State-of-the-art Automatic Speech Recognition (ASR) models struggle to handle accented speech, particularly if the target accent is under-represented in the training data. The acoustic variations presented by an unfamiliar accent, render the ASR polyphone decision tree (PDT) and its associated Gaussian mixture models (GMM) misfit to the test data. In this paper, we improve on the previous work of adapting the polyphone decision tree, using a semi-continuous model based approach to address the problem of data sparsity. We extend the existing PDT to introduce additional states with shared parameters, corresponding to the new contextual variations identified in the adaptation data, while still robustly estimating the state based parameters on a small adaptation set. We conduct ASR experiments on Arabic and English accents and show that our technique performs better than Maximum A-Posteriori (MAP) adaptation and a previous implementation of polyphone decision tree specialization (PDTS).
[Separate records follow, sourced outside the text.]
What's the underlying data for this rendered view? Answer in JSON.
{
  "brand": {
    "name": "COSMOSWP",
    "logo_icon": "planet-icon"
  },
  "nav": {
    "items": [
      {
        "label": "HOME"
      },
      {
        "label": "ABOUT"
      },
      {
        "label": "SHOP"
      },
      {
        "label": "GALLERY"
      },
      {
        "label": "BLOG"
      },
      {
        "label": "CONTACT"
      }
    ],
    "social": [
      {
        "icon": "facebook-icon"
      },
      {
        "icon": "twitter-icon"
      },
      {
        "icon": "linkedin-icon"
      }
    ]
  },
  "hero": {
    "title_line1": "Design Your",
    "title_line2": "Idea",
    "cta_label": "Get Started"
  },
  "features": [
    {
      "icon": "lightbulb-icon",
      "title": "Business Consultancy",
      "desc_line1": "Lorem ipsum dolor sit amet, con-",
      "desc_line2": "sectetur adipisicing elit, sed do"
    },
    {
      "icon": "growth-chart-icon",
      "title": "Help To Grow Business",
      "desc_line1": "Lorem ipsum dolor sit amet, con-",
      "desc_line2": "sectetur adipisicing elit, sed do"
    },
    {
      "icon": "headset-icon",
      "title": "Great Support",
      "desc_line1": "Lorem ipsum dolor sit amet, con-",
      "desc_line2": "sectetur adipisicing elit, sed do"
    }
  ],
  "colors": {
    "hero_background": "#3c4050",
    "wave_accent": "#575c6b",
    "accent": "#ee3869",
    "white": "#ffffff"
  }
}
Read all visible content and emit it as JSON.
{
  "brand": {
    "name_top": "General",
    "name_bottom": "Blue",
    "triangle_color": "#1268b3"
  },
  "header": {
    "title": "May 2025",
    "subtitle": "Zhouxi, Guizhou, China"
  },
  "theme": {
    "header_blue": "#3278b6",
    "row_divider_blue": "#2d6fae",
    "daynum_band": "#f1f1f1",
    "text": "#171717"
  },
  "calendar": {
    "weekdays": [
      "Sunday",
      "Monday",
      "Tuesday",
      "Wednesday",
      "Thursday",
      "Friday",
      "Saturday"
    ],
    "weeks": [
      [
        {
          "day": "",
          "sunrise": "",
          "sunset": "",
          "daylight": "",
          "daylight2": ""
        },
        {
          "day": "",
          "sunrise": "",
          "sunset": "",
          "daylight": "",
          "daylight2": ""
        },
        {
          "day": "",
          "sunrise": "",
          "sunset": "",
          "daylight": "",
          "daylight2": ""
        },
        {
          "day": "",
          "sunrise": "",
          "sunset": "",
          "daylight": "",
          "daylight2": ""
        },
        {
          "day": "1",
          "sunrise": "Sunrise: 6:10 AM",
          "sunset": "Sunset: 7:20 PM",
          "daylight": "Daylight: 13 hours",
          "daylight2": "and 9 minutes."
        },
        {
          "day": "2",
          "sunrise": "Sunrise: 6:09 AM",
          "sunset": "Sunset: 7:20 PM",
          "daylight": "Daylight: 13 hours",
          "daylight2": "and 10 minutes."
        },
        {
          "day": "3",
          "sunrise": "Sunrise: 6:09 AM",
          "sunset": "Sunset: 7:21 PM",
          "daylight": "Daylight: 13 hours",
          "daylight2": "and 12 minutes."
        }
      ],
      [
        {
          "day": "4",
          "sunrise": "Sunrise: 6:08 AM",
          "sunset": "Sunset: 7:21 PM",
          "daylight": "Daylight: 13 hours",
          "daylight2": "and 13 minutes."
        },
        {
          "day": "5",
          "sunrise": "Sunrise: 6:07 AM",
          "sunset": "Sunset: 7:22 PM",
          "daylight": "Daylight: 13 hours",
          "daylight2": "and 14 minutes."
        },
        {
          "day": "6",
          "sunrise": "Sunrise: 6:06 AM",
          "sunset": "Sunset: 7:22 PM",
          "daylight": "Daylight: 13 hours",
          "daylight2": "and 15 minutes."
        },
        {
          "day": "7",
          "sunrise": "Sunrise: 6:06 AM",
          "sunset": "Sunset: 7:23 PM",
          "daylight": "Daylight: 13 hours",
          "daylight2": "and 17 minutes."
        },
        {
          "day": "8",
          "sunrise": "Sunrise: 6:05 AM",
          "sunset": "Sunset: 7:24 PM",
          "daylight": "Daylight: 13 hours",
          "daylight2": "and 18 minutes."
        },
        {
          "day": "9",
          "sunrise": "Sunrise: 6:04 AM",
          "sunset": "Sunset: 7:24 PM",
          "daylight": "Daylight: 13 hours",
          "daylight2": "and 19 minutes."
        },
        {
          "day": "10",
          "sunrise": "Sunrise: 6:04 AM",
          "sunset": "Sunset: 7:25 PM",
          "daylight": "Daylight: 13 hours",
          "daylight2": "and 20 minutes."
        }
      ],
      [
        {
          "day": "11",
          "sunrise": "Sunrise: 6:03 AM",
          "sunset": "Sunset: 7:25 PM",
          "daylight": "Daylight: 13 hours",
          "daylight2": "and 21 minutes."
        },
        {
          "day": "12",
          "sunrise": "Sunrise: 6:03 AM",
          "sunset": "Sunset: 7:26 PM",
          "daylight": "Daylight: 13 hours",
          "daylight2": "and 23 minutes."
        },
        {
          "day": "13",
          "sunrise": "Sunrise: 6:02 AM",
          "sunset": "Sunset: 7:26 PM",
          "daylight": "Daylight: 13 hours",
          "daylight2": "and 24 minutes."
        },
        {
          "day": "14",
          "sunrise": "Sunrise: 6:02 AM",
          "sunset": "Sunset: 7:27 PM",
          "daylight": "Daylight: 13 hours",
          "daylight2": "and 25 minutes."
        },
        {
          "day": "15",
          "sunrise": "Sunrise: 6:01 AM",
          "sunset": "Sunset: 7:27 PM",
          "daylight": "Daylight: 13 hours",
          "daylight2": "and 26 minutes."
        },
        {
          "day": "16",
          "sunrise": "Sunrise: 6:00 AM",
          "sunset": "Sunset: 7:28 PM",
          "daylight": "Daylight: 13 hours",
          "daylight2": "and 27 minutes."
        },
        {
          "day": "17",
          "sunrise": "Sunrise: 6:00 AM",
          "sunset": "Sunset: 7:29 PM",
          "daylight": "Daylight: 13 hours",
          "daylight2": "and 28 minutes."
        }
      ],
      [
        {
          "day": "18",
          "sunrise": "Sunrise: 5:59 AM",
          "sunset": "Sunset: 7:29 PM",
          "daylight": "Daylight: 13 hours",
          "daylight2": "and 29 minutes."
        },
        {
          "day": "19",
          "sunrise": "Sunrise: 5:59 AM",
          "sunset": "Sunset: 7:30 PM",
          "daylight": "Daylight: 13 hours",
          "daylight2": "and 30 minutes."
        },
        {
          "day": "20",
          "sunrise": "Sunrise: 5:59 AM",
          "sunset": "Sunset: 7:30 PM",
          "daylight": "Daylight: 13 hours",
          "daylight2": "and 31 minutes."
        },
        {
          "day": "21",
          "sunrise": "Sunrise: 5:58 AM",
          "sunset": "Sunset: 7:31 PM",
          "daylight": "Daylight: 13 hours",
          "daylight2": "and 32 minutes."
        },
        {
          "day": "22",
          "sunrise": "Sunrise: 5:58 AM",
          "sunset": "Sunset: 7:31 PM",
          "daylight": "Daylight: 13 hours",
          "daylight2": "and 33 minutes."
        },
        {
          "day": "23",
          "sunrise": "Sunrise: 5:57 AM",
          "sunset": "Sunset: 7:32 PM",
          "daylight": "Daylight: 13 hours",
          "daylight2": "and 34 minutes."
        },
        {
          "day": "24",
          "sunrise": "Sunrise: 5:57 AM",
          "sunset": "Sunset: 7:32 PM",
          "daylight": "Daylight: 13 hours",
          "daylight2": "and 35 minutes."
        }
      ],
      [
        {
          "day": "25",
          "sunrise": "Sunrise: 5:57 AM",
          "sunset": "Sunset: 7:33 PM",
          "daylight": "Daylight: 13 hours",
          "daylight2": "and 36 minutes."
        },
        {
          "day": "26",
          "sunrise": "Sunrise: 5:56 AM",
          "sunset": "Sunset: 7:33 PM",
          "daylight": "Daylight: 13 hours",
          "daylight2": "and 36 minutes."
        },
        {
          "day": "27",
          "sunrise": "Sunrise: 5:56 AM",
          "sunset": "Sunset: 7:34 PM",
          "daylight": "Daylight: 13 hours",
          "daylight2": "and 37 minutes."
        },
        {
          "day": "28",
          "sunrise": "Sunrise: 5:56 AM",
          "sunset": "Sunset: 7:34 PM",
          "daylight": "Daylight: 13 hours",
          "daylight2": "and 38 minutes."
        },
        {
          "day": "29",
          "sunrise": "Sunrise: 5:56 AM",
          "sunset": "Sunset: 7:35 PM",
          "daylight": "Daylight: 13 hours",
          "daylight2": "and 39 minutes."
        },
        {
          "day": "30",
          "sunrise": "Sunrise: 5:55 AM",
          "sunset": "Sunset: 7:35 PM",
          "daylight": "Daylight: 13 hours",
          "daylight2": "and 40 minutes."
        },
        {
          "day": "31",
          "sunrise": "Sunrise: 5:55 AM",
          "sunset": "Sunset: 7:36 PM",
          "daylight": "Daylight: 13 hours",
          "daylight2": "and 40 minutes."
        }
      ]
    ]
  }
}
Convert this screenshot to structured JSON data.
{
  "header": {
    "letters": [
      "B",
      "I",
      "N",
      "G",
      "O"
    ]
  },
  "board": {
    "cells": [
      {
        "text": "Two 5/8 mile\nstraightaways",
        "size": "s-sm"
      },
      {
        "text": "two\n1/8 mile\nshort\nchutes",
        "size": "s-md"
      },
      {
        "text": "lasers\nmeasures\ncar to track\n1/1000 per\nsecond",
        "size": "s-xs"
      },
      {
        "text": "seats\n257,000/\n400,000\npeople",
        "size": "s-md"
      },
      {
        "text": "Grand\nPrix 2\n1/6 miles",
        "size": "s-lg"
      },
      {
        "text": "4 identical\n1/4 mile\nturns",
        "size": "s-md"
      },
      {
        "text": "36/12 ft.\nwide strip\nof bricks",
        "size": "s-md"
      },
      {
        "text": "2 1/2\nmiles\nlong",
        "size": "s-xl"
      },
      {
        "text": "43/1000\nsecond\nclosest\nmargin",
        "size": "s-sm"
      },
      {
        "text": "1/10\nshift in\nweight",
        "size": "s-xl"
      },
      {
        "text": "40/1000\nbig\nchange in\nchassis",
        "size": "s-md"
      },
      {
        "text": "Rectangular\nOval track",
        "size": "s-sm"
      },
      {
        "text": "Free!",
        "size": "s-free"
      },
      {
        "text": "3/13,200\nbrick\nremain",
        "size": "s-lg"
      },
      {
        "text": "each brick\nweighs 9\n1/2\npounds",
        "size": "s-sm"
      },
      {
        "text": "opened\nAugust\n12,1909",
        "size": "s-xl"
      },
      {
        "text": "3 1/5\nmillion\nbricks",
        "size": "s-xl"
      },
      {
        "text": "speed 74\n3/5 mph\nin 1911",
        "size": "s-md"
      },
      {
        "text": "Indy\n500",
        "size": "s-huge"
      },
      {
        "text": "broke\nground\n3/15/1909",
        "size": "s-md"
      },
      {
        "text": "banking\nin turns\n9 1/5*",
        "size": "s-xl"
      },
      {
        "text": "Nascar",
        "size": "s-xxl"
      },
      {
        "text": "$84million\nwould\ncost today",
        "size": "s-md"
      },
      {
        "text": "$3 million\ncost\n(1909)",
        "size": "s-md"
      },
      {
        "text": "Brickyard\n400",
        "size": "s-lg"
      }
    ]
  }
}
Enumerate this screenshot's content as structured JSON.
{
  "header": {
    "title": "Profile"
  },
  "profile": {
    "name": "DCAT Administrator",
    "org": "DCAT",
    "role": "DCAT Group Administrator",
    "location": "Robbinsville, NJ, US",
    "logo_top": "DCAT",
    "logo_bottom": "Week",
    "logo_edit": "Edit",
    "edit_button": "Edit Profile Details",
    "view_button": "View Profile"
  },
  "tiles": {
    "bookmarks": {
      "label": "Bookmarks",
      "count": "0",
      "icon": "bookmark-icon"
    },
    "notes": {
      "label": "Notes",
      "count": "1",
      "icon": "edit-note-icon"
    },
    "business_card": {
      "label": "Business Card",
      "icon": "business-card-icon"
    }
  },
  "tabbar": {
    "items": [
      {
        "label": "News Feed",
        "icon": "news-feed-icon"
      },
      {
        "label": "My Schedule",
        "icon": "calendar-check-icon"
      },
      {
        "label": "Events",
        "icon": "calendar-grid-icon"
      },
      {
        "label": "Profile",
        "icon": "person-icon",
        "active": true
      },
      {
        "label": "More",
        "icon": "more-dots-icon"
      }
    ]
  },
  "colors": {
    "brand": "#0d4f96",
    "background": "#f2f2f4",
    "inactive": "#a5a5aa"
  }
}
Compared to MAP adaptation, we obtain 7% relative improvement for Dialectal Arabic and 13.8% relative improvement for Accented English.
Index Terms: automatic speech recognition, accent adaptation
Bibliographic reference. Nallasamy, Udhyakumar / Metze, Florian / Schultz, Tanja (2012): "Enhanced polyphone decision tree adaptation for accented speech recognition", In INTERSPEECH-2012, 1902-1905.